I don't particularly like any of the descriptions of the Halting Problem that I found lying around the Web, so here goes. Assume there is a program, halt or H for short, that solves the halting problem, i.e., whether any program will halt on a hypothetical input. H's input therefore has two components: 1) any program that can run on a Turing Machine (treated or encoded as data), and 2) hypothetical input for the passed program. For Turing Machines, program instructions and data reside on the same "tape", so it's not that incredible for program instructions to function as data or vice versa - for instance, a (Universal) Turing Machine implemented (finitely and imperfectly) in hardware can simulate an incredible number of Turing Machines, so any program in software that can run on one of the simulated Turing Machines will run on the hardware (Universal) Turing Machine.

Now consider another program, NOT-halt or N for short, that builds on H. This is reasonable both because we started by assuming H's existence and because N's additional code is simple as can be: it does what H does to its input, then it performs the opposite of H's result.
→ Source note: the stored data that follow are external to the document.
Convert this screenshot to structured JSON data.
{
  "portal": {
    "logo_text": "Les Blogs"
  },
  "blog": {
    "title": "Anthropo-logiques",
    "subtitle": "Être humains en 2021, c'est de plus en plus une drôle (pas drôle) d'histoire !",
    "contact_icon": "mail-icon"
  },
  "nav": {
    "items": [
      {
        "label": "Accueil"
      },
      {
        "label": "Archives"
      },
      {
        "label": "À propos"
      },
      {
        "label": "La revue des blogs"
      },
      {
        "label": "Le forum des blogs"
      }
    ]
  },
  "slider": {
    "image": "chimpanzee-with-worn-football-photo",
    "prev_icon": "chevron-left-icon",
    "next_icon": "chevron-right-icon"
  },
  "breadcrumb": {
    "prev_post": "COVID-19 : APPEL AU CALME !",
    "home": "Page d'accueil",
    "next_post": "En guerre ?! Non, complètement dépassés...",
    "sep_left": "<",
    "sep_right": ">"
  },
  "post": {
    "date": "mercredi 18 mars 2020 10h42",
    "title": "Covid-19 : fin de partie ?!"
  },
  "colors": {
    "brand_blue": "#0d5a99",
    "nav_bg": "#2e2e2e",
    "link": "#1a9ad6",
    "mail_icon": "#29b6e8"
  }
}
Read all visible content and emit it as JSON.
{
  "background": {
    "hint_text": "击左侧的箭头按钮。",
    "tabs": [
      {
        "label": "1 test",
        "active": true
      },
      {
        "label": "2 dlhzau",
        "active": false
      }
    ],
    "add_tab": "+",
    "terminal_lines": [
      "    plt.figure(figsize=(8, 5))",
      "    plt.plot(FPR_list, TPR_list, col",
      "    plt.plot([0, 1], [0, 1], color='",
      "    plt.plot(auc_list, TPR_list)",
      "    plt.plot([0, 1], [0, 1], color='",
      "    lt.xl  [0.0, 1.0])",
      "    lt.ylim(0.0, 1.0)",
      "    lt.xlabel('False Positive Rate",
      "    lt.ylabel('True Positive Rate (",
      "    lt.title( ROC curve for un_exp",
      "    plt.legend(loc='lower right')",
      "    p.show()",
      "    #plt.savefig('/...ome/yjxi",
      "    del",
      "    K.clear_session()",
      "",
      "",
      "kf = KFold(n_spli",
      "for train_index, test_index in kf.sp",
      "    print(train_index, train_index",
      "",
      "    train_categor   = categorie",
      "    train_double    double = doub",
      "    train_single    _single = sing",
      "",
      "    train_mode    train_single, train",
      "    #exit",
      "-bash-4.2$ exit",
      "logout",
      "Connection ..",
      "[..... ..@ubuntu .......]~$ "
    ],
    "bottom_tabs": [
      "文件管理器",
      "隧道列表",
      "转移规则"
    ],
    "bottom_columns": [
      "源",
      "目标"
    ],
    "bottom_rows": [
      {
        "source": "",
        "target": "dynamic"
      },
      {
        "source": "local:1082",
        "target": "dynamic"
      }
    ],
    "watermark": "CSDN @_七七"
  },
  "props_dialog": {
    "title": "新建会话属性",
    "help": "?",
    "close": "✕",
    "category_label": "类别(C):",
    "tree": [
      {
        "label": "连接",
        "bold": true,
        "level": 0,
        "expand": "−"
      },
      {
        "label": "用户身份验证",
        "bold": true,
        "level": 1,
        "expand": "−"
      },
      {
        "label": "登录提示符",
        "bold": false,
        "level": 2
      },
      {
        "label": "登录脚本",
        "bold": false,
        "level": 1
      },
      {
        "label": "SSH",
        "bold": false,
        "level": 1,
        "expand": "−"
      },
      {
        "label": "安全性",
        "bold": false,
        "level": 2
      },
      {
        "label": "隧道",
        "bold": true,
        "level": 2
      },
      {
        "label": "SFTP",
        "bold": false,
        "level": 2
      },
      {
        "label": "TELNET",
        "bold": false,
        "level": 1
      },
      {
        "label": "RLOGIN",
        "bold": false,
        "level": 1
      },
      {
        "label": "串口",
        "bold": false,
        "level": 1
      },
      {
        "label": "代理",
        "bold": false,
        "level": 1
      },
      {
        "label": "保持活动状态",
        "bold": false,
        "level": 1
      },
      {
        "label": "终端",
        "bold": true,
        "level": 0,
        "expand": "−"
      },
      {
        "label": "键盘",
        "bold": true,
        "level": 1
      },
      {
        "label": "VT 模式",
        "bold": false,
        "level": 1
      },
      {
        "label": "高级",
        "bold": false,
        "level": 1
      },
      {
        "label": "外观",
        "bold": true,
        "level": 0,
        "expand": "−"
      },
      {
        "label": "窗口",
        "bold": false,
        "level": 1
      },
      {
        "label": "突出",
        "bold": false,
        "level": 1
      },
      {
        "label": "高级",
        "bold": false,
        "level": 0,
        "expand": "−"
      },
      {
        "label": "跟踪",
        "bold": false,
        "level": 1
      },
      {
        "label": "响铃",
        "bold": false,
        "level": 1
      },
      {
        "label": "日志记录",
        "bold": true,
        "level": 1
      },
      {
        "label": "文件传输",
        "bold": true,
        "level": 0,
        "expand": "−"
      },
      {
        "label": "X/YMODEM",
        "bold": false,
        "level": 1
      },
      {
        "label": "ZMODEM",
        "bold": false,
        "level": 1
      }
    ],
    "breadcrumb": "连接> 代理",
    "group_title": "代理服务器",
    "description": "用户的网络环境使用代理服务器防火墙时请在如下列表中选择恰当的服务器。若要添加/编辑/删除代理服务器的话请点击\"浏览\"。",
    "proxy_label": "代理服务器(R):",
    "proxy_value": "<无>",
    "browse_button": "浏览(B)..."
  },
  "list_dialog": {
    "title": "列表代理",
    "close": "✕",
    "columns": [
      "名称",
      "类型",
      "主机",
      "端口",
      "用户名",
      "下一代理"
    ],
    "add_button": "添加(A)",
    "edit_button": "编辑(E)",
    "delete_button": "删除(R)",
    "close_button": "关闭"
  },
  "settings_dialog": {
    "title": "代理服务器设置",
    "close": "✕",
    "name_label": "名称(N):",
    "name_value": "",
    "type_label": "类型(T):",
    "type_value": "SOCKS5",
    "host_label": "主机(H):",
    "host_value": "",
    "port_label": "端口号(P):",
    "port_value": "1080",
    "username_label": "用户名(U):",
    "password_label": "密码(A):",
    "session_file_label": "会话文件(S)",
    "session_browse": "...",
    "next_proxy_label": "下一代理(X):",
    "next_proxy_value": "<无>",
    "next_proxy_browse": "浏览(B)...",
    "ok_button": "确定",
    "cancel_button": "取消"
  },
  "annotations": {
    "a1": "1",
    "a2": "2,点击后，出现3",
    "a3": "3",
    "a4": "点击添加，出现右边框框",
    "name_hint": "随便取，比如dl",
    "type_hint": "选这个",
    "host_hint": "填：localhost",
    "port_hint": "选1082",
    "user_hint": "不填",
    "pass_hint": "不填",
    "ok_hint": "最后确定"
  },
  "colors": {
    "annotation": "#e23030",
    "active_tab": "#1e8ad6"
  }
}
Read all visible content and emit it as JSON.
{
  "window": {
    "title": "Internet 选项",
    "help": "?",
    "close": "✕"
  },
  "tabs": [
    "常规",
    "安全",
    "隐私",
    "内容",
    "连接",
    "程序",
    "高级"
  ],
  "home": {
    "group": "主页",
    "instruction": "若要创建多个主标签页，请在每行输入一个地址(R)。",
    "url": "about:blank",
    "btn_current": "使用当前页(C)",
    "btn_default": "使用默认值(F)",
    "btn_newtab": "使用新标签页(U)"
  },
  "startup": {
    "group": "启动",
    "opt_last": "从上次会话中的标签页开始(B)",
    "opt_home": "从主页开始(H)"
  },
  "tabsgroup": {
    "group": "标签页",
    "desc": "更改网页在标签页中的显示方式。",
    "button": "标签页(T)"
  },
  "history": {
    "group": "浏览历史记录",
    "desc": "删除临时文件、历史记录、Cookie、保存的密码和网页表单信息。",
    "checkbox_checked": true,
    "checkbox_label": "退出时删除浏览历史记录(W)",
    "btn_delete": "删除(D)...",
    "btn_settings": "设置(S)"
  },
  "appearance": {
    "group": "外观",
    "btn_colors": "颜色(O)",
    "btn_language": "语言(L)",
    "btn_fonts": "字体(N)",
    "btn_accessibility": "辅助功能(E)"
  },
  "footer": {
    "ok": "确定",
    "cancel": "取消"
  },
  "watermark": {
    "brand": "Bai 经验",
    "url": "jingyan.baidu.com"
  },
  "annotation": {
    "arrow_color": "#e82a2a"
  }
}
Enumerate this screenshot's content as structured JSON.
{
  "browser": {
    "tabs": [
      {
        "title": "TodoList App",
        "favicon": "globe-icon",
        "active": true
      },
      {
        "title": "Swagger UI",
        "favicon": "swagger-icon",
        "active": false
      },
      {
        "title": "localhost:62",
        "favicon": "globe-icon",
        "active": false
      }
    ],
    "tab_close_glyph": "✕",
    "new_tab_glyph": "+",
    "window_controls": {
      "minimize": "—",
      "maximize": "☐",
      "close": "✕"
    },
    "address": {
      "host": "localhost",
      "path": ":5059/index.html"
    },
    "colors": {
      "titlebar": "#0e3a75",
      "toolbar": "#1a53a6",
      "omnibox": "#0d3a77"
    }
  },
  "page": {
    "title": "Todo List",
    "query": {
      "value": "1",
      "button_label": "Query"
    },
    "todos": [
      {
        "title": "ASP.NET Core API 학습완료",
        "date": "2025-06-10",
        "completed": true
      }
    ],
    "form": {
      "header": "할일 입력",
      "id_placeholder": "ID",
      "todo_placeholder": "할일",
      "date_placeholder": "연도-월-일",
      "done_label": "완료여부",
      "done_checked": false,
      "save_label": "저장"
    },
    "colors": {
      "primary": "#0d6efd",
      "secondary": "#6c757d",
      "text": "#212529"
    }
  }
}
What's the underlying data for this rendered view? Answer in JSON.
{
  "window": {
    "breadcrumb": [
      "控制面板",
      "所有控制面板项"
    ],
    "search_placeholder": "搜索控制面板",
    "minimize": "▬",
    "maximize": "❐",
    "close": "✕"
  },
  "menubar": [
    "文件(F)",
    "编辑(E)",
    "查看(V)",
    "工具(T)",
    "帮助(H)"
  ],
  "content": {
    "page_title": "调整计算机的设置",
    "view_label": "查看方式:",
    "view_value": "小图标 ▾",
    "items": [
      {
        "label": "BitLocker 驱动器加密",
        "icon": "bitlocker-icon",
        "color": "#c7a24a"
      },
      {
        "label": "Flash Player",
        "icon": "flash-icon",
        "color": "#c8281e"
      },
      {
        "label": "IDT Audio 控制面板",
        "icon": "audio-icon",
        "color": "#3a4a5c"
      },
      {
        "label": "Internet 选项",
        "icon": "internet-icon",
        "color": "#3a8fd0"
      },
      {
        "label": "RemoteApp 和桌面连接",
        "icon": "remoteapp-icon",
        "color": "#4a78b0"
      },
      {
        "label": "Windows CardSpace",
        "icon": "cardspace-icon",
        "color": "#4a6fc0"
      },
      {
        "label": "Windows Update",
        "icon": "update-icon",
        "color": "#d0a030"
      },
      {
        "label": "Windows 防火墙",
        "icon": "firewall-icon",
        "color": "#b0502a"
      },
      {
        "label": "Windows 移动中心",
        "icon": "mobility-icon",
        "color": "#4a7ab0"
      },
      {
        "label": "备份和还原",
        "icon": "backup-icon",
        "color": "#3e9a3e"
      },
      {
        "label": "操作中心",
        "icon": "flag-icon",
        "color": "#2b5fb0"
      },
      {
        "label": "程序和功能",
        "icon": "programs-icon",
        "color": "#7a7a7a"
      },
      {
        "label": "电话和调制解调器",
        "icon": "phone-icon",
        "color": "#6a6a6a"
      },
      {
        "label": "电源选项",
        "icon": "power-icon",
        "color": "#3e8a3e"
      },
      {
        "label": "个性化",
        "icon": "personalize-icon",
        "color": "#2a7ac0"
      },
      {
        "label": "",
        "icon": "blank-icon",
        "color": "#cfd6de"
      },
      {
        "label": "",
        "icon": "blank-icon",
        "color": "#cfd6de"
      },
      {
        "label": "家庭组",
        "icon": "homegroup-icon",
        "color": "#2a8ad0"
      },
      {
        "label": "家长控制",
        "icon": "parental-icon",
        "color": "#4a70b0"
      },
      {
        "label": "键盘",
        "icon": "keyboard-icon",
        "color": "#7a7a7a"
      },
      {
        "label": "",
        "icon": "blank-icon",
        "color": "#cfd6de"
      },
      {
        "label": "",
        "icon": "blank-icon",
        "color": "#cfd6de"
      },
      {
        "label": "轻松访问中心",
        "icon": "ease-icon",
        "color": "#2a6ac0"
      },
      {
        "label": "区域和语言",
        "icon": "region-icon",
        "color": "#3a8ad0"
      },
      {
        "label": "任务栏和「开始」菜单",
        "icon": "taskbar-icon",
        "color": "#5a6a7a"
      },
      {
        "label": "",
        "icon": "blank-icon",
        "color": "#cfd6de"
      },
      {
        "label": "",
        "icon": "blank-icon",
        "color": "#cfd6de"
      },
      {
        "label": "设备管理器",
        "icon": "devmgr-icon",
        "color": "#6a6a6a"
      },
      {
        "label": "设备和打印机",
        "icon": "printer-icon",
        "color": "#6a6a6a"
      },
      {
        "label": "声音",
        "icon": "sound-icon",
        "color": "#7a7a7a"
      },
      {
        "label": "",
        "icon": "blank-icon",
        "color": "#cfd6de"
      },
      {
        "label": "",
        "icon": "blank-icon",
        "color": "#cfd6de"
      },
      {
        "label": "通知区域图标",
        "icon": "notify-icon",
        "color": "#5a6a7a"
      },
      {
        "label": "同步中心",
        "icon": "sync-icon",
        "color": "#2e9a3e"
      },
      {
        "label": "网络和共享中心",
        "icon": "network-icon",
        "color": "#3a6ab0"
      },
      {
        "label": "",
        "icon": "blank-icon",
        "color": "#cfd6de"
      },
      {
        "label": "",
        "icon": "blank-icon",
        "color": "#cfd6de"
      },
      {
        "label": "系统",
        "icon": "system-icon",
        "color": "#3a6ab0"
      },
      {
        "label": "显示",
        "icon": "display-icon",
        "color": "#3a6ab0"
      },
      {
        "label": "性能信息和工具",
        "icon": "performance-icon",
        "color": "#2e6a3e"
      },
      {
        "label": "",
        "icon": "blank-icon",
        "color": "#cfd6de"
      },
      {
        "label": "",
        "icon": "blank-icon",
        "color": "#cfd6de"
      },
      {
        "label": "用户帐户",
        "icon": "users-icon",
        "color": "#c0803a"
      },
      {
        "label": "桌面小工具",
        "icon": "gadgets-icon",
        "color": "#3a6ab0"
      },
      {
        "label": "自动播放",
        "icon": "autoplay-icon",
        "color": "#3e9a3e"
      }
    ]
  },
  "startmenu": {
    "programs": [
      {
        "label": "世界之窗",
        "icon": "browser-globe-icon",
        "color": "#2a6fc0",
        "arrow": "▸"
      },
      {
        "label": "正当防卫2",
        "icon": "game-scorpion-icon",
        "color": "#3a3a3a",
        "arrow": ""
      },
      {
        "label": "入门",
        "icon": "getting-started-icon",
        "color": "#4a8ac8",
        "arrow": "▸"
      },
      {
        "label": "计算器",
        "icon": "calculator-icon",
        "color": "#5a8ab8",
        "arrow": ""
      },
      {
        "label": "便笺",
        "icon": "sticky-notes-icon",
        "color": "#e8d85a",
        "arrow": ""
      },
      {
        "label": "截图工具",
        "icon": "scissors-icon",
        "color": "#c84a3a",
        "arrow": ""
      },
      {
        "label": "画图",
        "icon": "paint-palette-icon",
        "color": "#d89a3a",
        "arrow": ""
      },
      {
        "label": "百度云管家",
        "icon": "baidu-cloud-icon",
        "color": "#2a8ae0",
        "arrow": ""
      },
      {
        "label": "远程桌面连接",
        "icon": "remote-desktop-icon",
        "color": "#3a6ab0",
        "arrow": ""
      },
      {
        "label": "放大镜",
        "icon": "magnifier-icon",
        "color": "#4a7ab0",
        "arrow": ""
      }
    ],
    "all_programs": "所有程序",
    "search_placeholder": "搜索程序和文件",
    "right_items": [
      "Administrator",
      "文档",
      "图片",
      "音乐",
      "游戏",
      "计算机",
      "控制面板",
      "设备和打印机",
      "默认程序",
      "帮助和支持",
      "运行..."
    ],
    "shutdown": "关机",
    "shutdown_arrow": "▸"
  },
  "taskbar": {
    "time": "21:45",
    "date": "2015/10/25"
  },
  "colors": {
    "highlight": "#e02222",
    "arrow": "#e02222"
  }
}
If H computes "halt", N will not halt. If H computes "no halt", N will halt. For any input x, N(x) does the opposite of whatever H(x) is.

Notwithstanding how rebellious it acts, N is a program like any other, which implies H can determine if N halts or not for any input. So H(y), where y is an input whose program component is N, must return either "halt" or "no halt". Above we established that for any x N(x) does the opposite of whatever H(x) reports, so certainly in the specific case of x=y, N(y) does the opposite of whatever H(y) reports. If H(y) computes a halt, then N(y) does not halt. If H(y) computes a non-halt, then N(y) does halt. But the program component of y is N! If N(y) halts, H(y) should compute halt, not its opposite! And if N(y) does not halt, H(y) should compute non-halt, not its opposite! For program N (input y), H does not work, therefore H does not work for all programs. The original assumption that H works for all programs has met with a contradiction, so there can be no H. The conclusion is that there is no fully general program for computing the halting problem. I hope readers with minds similar to mine, for whom some other Halting Problem descriptions feel unsatisfactory, will find this helpful.